TideTech, an online subscription-based service (www.tidetech.org), taps into available oceanographic data (some publicly available, some under license) and runs it through its proprietary model to deliver impressively detailed current predictions—they presently have accuracy down to 100 meters, and are pushing for even better resolution where possible.

How they come up with the end product (show in the diagram above as a downloadable PDF) requires explanation. Fifty percent of the TideTech model is gathering the existing data, says co-founder Penny Haire (who is partners in the venture with Dr. Roger Proctor and Dr. Roger Flather, both of whom specialize in hydrodynamic modeling): “What we do is undergo a process where, for example, to develop a model for a popular racing venue, we’d get depth information from surveys and charts—as detailed as possible. What we then need is something called, ‘boundary conditions’—that’s the tidal regime in the area. Let’s say [Rhode Island’s] Narragansett Bay is the region; we then divide it into lots of small boxes, to form a grid. The more boxes we create, the better the resolution, and the longer it takes the model to run, so we determine what level of resolution the customer really needs—say 100 meters. The algorithms we’ve developed then allow us to simulate what the tidal streams and tides do in each of those little boxes.

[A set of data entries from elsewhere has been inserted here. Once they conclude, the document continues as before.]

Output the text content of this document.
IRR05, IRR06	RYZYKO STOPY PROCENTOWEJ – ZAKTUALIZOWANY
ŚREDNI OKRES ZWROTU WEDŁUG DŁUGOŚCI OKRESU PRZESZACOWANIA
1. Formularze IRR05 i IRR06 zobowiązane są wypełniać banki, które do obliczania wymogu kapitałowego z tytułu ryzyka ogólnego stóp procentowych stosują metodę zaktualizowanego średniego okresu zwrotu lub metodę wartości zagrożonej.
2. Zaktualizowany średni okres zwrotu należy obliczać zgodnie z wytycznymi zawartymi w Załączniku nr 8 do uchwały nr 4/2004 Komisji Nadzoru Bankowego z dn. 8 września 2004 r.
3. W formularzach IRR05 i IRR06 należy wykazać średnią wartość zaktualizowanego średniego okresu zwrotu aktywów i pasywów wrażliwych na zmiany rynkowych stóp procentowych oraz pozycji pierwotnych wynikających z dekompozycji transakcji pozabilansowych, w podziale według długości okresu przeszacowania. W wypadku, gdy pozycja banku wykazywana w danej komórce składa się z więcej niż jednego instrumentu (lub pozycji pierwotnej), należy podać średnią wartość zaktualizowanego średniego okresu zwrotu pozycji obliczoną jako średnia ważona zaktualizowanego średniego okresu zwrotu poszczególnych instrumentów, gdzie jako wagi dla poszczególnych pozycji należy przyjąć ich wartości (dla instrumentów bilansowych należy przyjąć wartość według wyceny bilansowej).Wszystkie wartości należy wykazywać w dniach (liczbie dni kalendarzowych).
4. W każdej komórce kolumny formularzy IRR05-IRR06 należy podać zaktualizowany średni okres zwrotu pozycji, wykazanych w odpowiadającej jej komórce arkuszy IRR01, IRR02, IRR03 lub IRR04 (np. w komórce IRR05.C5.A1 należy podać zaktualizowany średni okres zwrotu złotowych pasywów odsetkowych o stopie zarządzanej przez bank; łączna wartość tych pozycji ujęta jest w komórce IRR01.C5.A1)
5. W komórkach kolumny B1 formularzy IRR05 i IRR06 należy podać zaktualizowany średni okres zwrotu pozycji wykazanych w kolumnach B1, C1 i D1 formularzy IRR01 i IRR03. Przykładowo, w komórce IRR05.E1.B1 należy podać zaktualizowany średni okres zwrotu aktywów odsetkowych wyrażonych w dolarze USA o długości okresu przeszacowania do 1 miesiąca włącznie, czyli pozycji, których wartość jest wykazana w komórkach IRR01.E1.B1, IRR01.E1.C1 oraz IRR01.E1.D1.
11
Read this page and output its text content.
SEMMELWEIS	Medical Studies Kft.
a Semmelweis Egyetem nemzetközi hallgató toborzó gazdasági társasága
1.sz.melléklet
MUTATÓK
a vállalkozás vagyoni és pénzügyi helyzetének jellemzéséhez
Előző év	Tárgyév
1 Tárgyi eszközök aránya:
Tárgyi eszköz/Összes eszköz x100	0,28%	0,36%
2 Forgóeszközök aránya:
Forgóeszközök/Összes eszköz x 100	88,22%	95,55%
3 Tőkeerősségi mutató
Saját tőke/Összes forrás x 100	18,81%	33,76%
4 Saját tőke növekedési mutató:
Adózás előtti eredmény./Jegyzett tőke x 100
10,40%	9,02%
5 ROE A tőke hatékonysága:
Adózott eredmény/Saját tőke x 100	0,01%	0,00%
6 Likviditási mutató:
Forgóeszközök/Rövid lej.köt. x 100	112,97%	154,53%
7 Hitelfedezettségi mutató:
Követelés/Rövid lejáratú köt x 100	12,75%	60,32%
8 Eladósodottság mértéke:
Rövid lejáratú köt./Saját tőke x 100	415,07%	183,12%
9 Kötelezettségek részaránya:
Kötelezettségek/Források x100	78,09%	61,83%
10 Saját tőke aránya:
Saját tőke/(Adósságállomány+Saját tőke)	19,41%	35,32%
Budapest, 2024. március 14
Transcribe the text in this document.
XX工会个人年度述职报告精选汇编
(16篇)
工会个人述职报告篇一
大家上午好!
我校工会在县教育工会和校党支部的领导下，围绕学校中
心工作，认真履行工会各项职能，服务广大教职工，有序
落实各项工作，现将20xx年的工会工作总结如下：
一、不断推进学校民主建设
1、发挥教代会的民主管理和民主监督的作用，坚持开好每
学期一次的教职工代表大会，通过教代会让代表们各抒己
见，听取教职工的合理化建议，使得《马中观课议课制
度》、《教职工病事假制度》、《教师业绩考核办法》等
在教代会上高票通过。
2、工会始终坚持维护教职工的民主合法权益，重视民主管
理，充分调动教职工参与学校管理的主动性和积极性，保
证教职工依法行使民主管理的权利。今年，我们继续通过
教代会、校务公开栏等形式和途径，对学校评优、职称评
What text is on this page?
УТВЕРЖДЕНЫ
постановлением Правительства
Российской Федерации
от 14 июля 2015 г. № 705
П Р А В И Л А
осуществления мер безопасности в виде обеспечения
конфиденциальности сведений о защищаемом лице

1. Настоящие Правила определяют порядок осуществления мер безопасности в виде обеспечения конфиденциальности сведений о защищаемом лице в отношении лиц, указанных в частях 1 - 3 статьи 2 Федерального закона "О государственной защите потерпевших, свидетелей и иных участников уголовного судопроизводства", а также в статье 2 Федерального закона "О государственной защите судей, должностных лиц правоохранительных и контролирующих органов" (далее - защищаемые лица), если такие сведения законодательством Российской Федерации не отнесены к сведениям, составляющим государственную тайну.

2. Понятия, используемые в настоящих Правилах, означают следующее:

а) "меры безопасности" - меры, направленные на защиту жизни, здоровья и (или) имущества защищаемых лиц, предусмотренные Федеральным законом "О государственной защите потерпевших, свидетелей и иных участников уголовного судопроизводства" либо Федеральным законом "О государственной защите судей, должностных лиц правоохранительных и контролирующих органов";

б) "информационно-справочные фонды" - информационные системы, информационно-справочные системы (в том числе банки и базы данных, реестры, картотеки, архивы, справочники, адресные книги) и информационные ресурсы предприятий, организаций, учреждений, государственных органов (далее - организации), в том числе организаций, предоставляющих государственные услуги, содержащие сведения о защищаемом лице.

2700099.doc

“Imagine, in a simplistic way, that we know the tide will be higher in one side of the model area than the other. We can simulate what the flow will do between one side of the model and the other. So each of those little boxes is calculated as to how the flow moves between each box, and that’s determined by the tidal height, the time, and the depth as well. It’s an equation of motion, essentially.

“Once we have the basic model, we calibrate it by picking an individual point in the model—where there’s an actual tide gauge, for example—and making sure the model corresponds with the actual tidal height rise and fall at that point. If we’ve got that bit correct, the whole thing is correct. We can take measurements to further refine it.”